Внезапно чернофуражечник повернулся ко мне. Откуда мы приехали, куда направляемся, зачем? Но тон его был лаконичным и саркастичным.
— Мне нравится Сардиния, — воскликнула Куин-би.
— Почему? — саркастично спросил он. И она попыталась это выяснить.
— Да, сардинцы нравятся мне больше, чем сицилийцы, — сказал я.
— Почему? — саркастично спросил он.
— Они более открытые, более честные. Он, казалось, презрительно сморщил нос.
— Хозяин — сицилиец, — изрек maialino, заталкивая в рот огромный кусок хлеба и переводя беззаботные глаза веселого, сытого черного поросенка на задний план. Дело у нас продвигалось слабо.
— Вы видели Кальяри? — бросил мне чернофуражечник, словно угрозу.
— Да! О, Кальяри мне нравится — Кальяри прекрасен! — воскликнула Куин-би, которая повсюду возит с собой пузырек с растопленным маслом на случай пастернака.
— Да, Кальяри так себе — Кальяри вполне ничего, — произнес чернофуражечник. — Cagliari è discreto. Он явно гордился этим.
— А Мандас хорош? — спросила Куин-би.
— В каком смысле хорош? — поинтересовались они с невероятным сарказмом.
— Есть ли здесь что посмотреть?
— Куриц, — коротко ответил maialino. Все они ощетинились, стоило спросить, хорош ли Мандас.
— Что же здесь делают? — спросила Куин-би.
— Niente! В Мандасе не делают ничего. В Мандасе ложатся спать с наступлением темноты, как цыплята. В Мандасе бредут по дороге, как свинья, которая никуда не идет. В Мандасе коза понимает больше, чем понимают жители.
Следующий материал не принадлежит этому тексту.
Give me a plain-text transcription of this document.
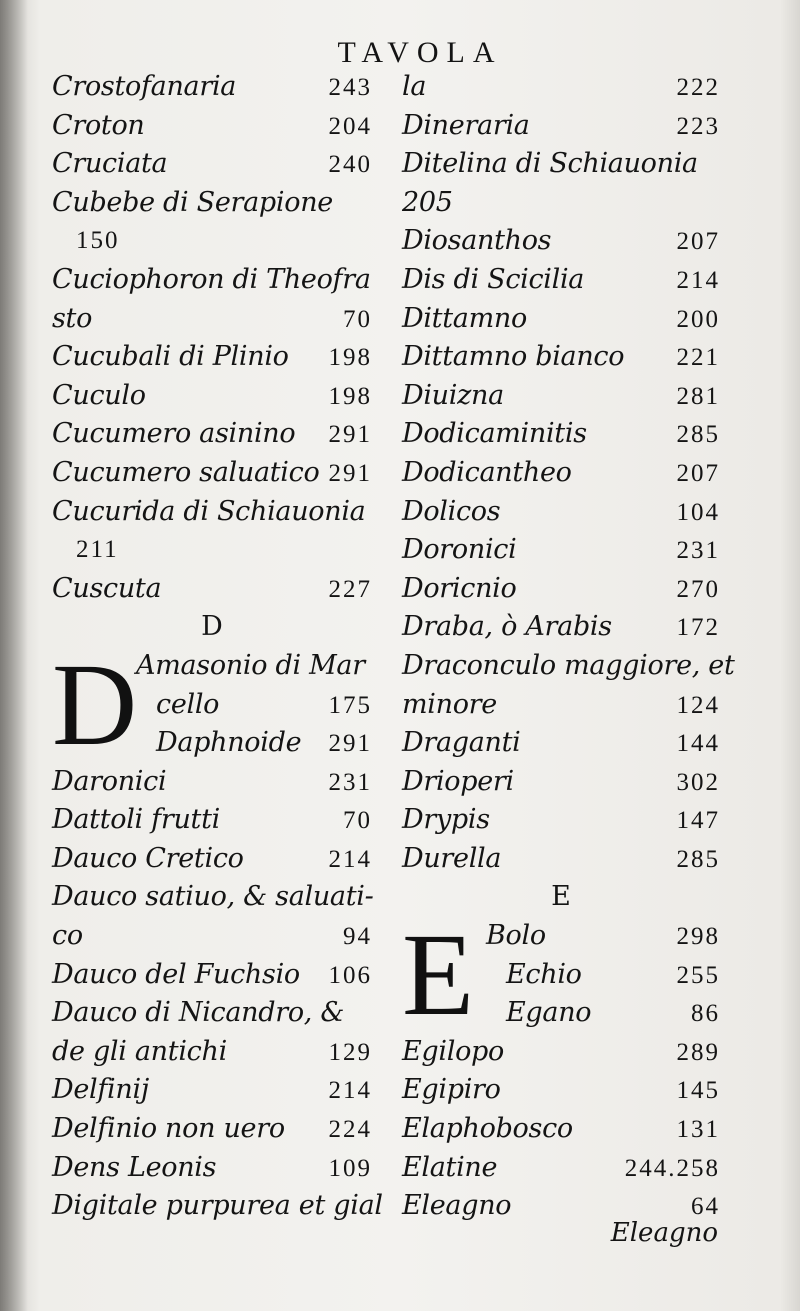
TAVOLA
Crostofanaria	243
Croton	204
Cruciata	240
Cubebe di Serapione
150
Cuciophoron di Theofra
sto	70
Cucubali di Plinio 198
Cuculo	198
Cucumero asinino 291
Cucumero saluatico 291
Cucurida di Schiauonia
211
Cuscuta	227
D
D
Amasonio di Mar
cello	175
Daphnoide 291
Daronici	231
Dattoli frutti	70
Dauco Cretico	214
Dauco satiuo, & saluati-
co	94
Dauco del Fuchsio 106
Dauco di Nicandro, &
de gli antichi	129
Delfinij	214
Delfinio non uero 224
Dens Leonis	109
Digitale purpurea et gial
la	222
Dineraria	223
Ditelina di Schiauonia
205
Diosanthos	207
Dis di Scicilia	214
Dittamno	200
Dittamno bianco 221
Diuizna	281
Dodicaminitis	285
Dodicantheo	207
Dolicos	104
Doronici	231
Doricnio	270
Draba, ò Arabis	172
Draconculo maggiore, et
minore	124
Draganti	144
Drioperi	302
Drypis	147
Durella	285
E
E Bolo	298
Echio	255
Egano	86
Egilopo	289
Egipiro	145
Elaphobosco	131
Elatine	244.258
Eleagno	64
Eleagno
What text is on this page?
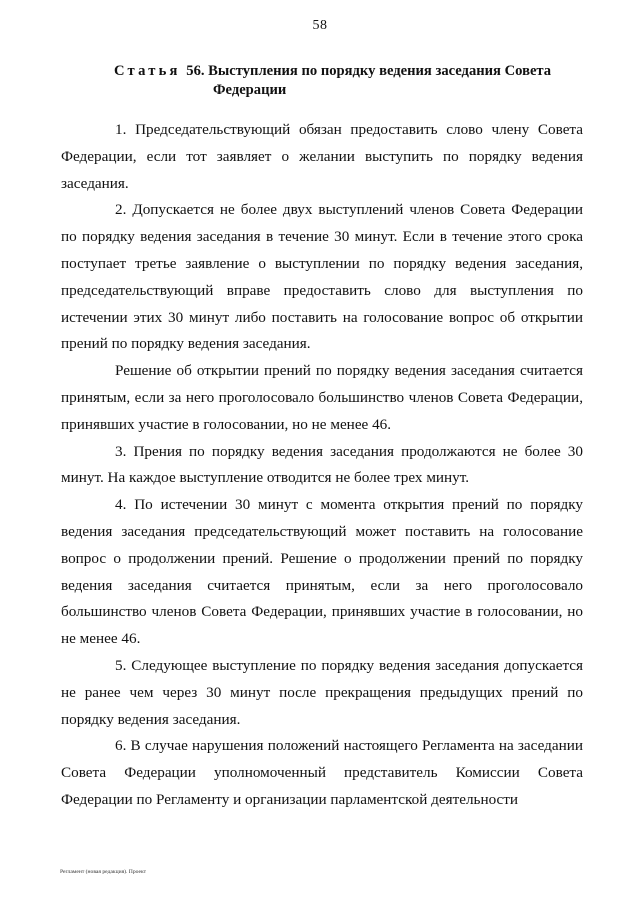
58
Статья 56. Выступления по порядку ведения заседания Совета
Федерации

1. Председательствующий обязан предоставить слово члену Совета Федерации, если тот заявляет о желании выступить по порядку ведения заседания.

2. Допускается не более двух выступлений членов Совета Федерации по порядку ведения заседания в течение 30 минут. Если в течение этого срока поступает третье заявление о выступлении по порядку ведения заседания, председательствующий вправе предоставить слово для выступления по истечении этих 30 минут либо поставить на голосование вопрос об открытии прений по порядку ведения заседания.

Решение об открытии прений по порядку ведения заседания считается принятым, если за него проголосовало большинство членов Совета Федерации, принявших участие в голосовании, но не менее 46.

3. Прения по порядку ведения заседания продолжаются не более 30 минут. На каждое выступление отводится не более трех минут.

4. По истечении 30 минут с момента открытия прений по порядку ведения заседания председательствующий может поставить на голосование вопрос о продолжении прений. Решение о продолжении прений по порядку ведения заседания считается принятым, если за него проголосовало большинство членов Совета Федерации, принявших участие в голосовании, но не менее 46.

5. Следующее выступление по порядку ведения заседания допускается не ранее чем через 30 минут после прекращения предыдущих прений по порядку ведения заседания.

6. В случае нарушения положений настоящего Регламента на заседании Совета Федерации уполномоченный представитель Комиссии Совета Федерации по Регламенту и организации парламентской деятельности

Регламент (новая редакция). Проект
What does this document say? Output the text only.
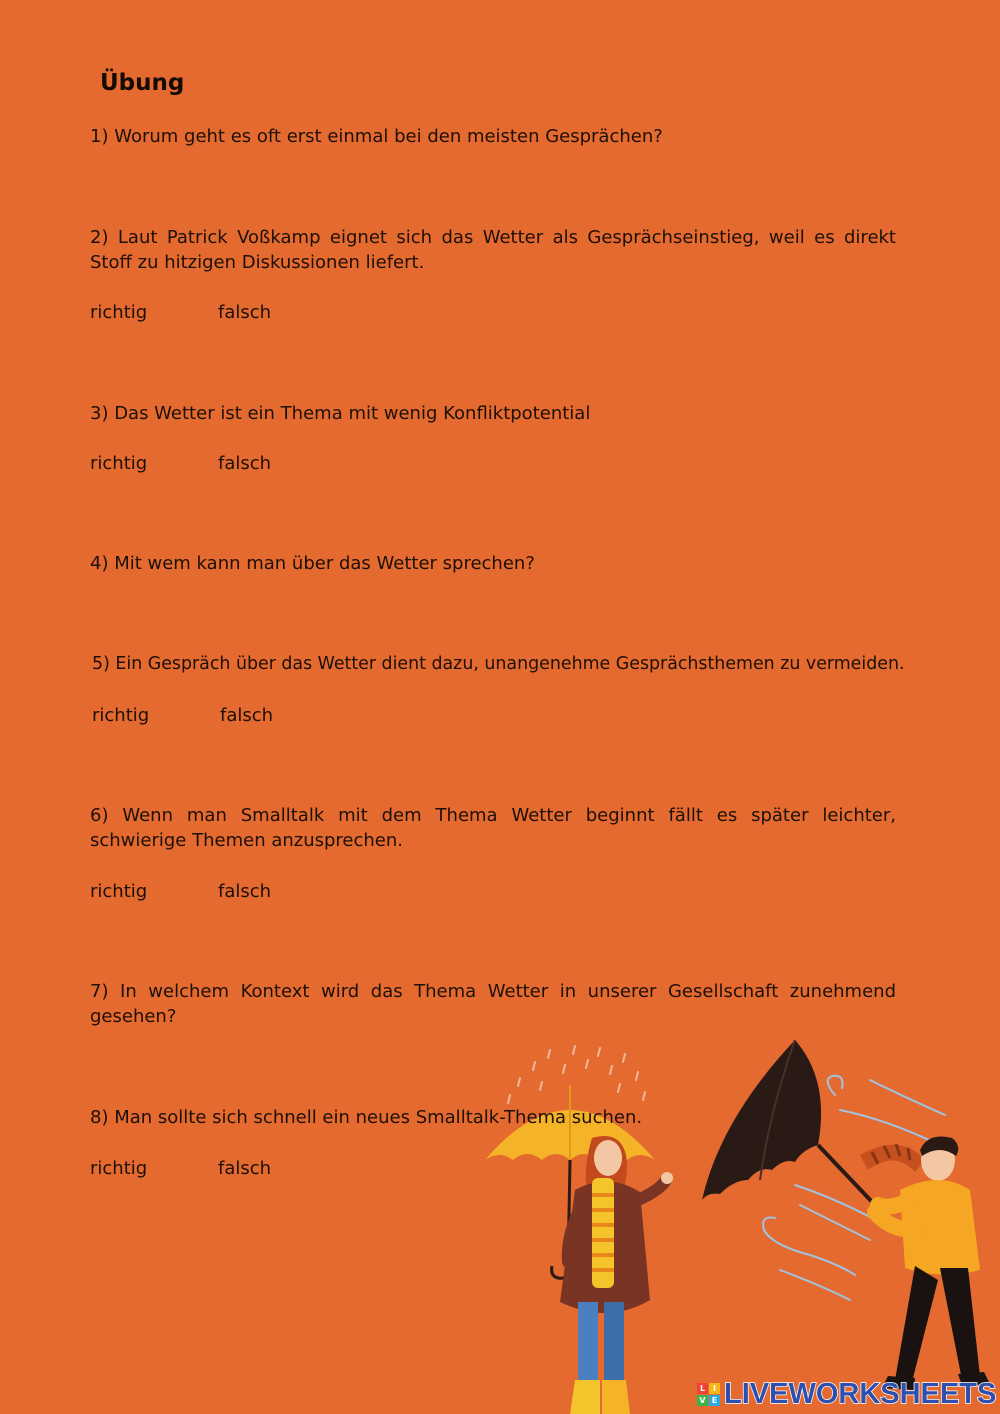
Übung
1) Worum geht es oft erst einmal bei den meisten Gesprächen?
2) Laut Patrick Voßkamp eignet sich das Wetter als Gesprächseinstieg, weil es direkt Stoff zu hitzigen Diskussionen liefert.
richtig	falsch
3) Das Wetter ist ein Thema mit wenig Konfliktpotential
richtig	falsch
4) Mit wem kann man über das Wetter sprechen?
5) Ein Gespräch über das Wetter dient dazu, unangenehme Gesprächsthemen zu vermeiden.
richtig	falsch
6) Wenn man Smalltalk mit dem Thema Wetter beginnt fällt es später leichter, schwierige Themen anzusprechen.
richtig	falsch
7) In welchem Kontext wird das Thema Wetter in unserer Gesellschaft zunehmend gesehen?
8) Man sollte sich schnell ein neues Smalltalk-Thema suchen.
richtig	falsch
L I
V E LIVEWORKSHEETS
В Мандасе необходим социализм...
Все они закричали в один голос. Судя по всему, Мандас был для этой троицы заговорщиков испытанием, вынести которое еще хоть минуту было выше человеческих сил.
— Значит, вам здесь очень скучно? — говорю я.
— Да.
И тихая глубина этого голого «да» говорила больше, чем целые тома.
— Вы хотели бы оказаться в Кальяри?
— Да.
Наступила тишина, напряженная, саркастическая тишина. Трое переглянулись и отпустили едкую шуточку насчет Мандаса. Затем чернофуражечник повернулся ко мне.
— Вы понимаете по-сардински? — спросил он.
— Отчасти. Во всяком случае, лучше, чем по-сицилийски.
— Но сардинский сложнее сицилийского. В нем полно слов, совершенно незнакомых итальянскому...
— Да, но, — говорю я, — на нем говорят открыто, простыми словами, а на сицилийском говорят как попало, и никаких слов там вообще нет.
Он смотрит на меня так, будто я самозванец. И тем не менее это правда. Мне довольно легко понимать сардинский язык. По сути, дело здесь скорее в человеческом подходе, чем в звучании. Сардинский язык кажется открытым, мужественным и прямым. Сицилийский же — вязкий и увертливый, словно сицилиец не хочет говорить с вами напрямую. По правде говоря, он и не хочет. Он — излишне утонченная, чувствительная, древняя душа, и в его сознании столько граней, что никакого определенного единого мнения у него попросту нет. У него дюжина мнений, и он смутно это сознает, а предаться какому-то одному из них — значит лишь сыграть злую шутку с самим собой и собеседником. Сардинец же, напротив, по-прежнему обладает одним прямым и твердым умом. Я, например, натыкаюсь на прямолинейную, бьющую в лоб веру в социализм. Сицилиец же слишком стар для нашей культуры, чтобы проглотить социализм целиком: слишком древен и хитер, чтобы не относиться изощренно к любой вере вообще. Он вспыхнет, как хлопушка, а затем будет тлеть едким скептицизмом даже по отношению к собственному пламени. В ретроспективе ему сочувствуешь. Но в повседневной жизни это невыносимо.
— Где вы берете такой белый хлеб? — спрашиваю я чернофуражечника, потому что он им гордится.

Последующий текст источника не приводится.